Doenças sensíveis ao clima estão aumentando na Índia, com algumas delas mostrando uma ligação clara com as chuvas da temporada de monções e o calor. O governo também está ciente da ligação entre mortalidade e calor, e listou objetivos detalhados para desenvolver suas capacidades e preparar o sistema médico da Índia para mitigar riscos.

Porém, especialistas que tentam planejar e amenizar essas questões frequentemente enfrentam um problema: a falta de dados.

“Este é o primeiro obstáculo que precisamos superar se quisermos salvar vidas”, disse à DW o cientista climático Roxy Mathew Koll, do Instituto Indiano de Meteorologia Tropical.

“A maioria dos dados não está disponível. Algumas cidades e distritos têm agregados anuais ou mensais, e por um curto período, que são insuficientes. Portanto, é possível prepararmos sistemas de alerta precoce que podem informar e salvar vidas e meios de subsistência se os dados estiverem disponíveis. Basicamente, os departamentos de saúde não compartilham os dados que têm”, acrescenta Koll.

Alas de resfriamento nos hospitais

Acredita-se que as crianças e os segmentos mais pobres da Índia estejam arcando com o peso dos riscos à saúde associados às mudanças climáticas.

Um estudo recente apresentado por autoridades indianas explorou a associação entre parâmetros climáticos e doenças infecciosas em uma pesquisa de três anos envolvendo 461 menores de 16 anos na cidade de Varanasi, no norte do país. Os pesquisadores estabeleceram que parâmetros climáticos como temperatura, umidade, precipitação, radiação solar e velocidade do vento estavam significativamente associados a doenças infecciosas como enfermidades gastrointestinais, respiratórias, transmitidas por vetores e de pele nas crianças.

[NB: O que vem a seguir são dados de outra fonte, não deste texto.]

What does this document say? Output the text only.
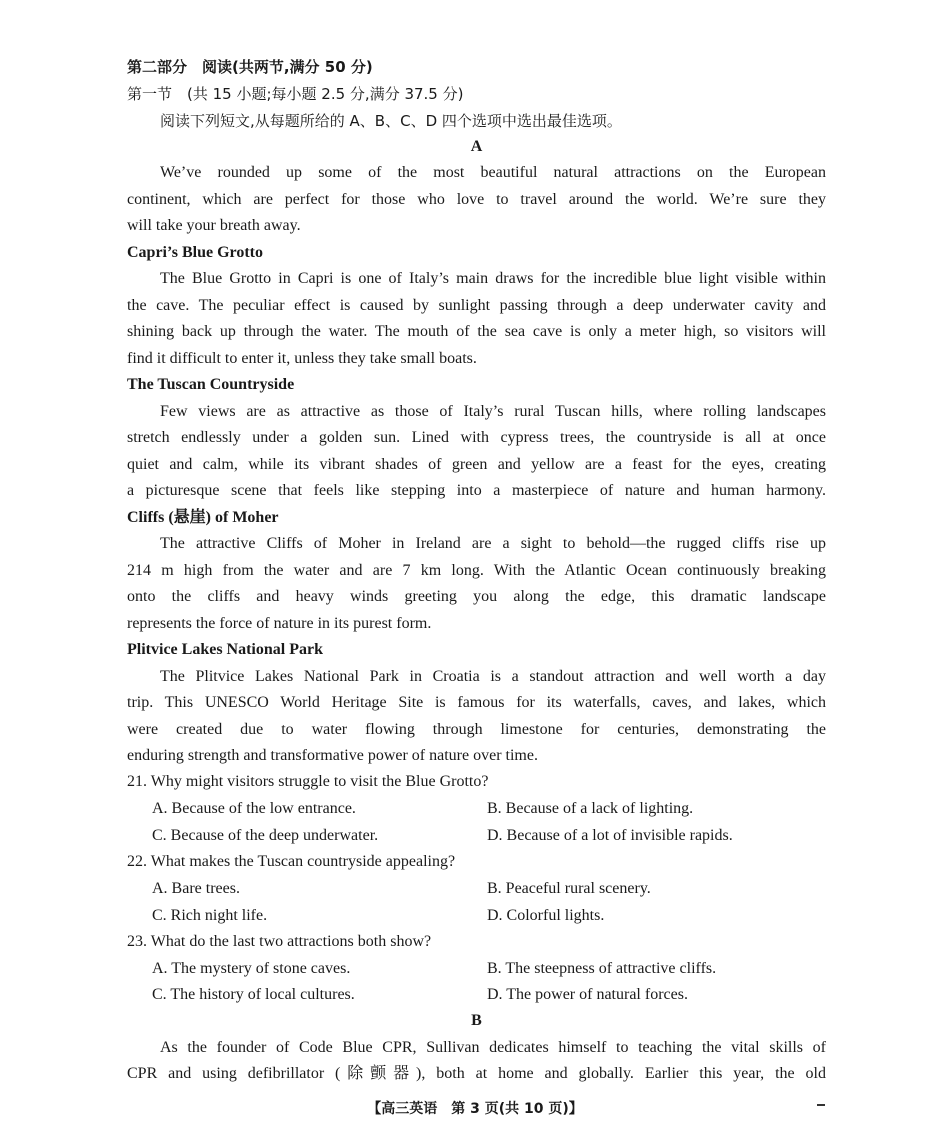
第二部分　阅读(共两节,满分 50 分)
第一节　(共 15 小题;每小题 2.5 分,满分 37.5 分)
阅读下列短文,从每题所给的 A、B、C、D 四个选项中选出最佳选项。
A
We’ve rounded up some of the most beautiful natural attractions on the European
continent, which are perfect for those who love to travel around the world. We’re sure they
will take your breath away.
Capri’s Blue Grotto
The Blue Grotto in Capri is one of Italy’s main draws for the incredible blue light visible within
the cave. The peculiar effect is caused by sunlight passing through a deep underwater cavity and
shining back up through the water. The mouth of the sea cave is only a meter high, so visitors will
find it difficult to enter it, unless they take small boats.
The Tuscan Countryside
Few views are as attractive as those of Italy’s rural Tuscan hills, where rolling landscapes
stretch endlessly under a golden sun. Lined with cypress trees, the countryside is all at once
quiet and calm, while its vibrant shades of green and yellow are a feast for the eyes, creating
a picturesque scene that feels like stepping into a masterpiece of nature and human harmony.
Cliffs (悬崖) of Moher
The attractive Cliffs of Moher in Ireland are a sight to behold—the rugged cliffs rise up
214 m high from the water and are 7 km long. With the Atlantic Ocean continuously breaking
onto the cliffs and heavy winds greeting you along the edge, this dramatic landscape
represents the force of nature in its purest form.
Plitvice Lakes National Park
The Plitvice Lakes National Park in Croatia is a standout attraction and well worth a day
trip. This UNESCO World Heritage Site is famous for its waterfalls, caves, and lakes, which
were created due to water flowing through limestone for centuries, demonstrating the
enduring strength and transformative power of nature over time.
21. Why might visitors struggle to visit the Blue Grotto?
A. Because of the low entrance.	B. Because of a lack of lighting.
C. Because of the deep underwater.	D. Because of a lot of invisible rapids.
22. What makes the Tuscan countryside appealing?
A. Bare trees.	B. Peaceful rural scenery.
C. Rich night life.	D. Colorful lights.
23. What do the last two attractions both show?
A. The mystery of stone caves.	B. The steepness of attractive cliffs.
C. The history of local cultures.	D. The power of natural forces.
B
As the founder of Code Blue CPR, Sullivan dedicates himself to teaching the vital skills of
CPR and using defibrillator (除颤器), both at home and globally. Earlier this year, the old
【高三英语　第 3 页(共 10 页)】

Chandra Bhushan, chefe do Fórum Internacional para o Meio Ambiente, Sustentabilidade e Tecnologia, sediado na Índia, disse à DW que a construção de uma infraestrutura de saúde resiliente é crucial para lidar com extremos climáticos.

Este ano, por exemplo, o governo de Déli pediu aos hospitais que iniciassem um plano de ação para alívio do calor e garantissem a preparação para lidar com incidentes relacionados às elevadas temperaturas. Em maio, queixas relacionadas ao calor representaram um aumento entre 10% e 15% de consultas, além de cerca de 10% de atendimentos a mais no departamento de emergência.

“Em Déli, os hospitais foram solicitados a montar rapidamente novas alas de resfriamento para lidar com pacientes com doenças relacionadas ao calor. Muitas outras cidades enfrentaram desafios semelhantes”, disse Bhushan.

De acordo com o ativista, o impacto na nutrição e na saúde devido à crise climática está agora sendo estudado – e, isso deve, por sua vez, impactar a agricultura da Índia.

“Agora, portanto, há um foco maior em culturas resilientes ao clima e, no último orçamento, o governo anunciou o lançamento de mais de cem novas culturas resilientes ao clima”.

Com as mudanças climáticas cobrando um alto preço da saúde, o pesquisador diz que a Índia terá que “se adaptar e investir” para impulsionar sua infraestrutura de saúde resiliente.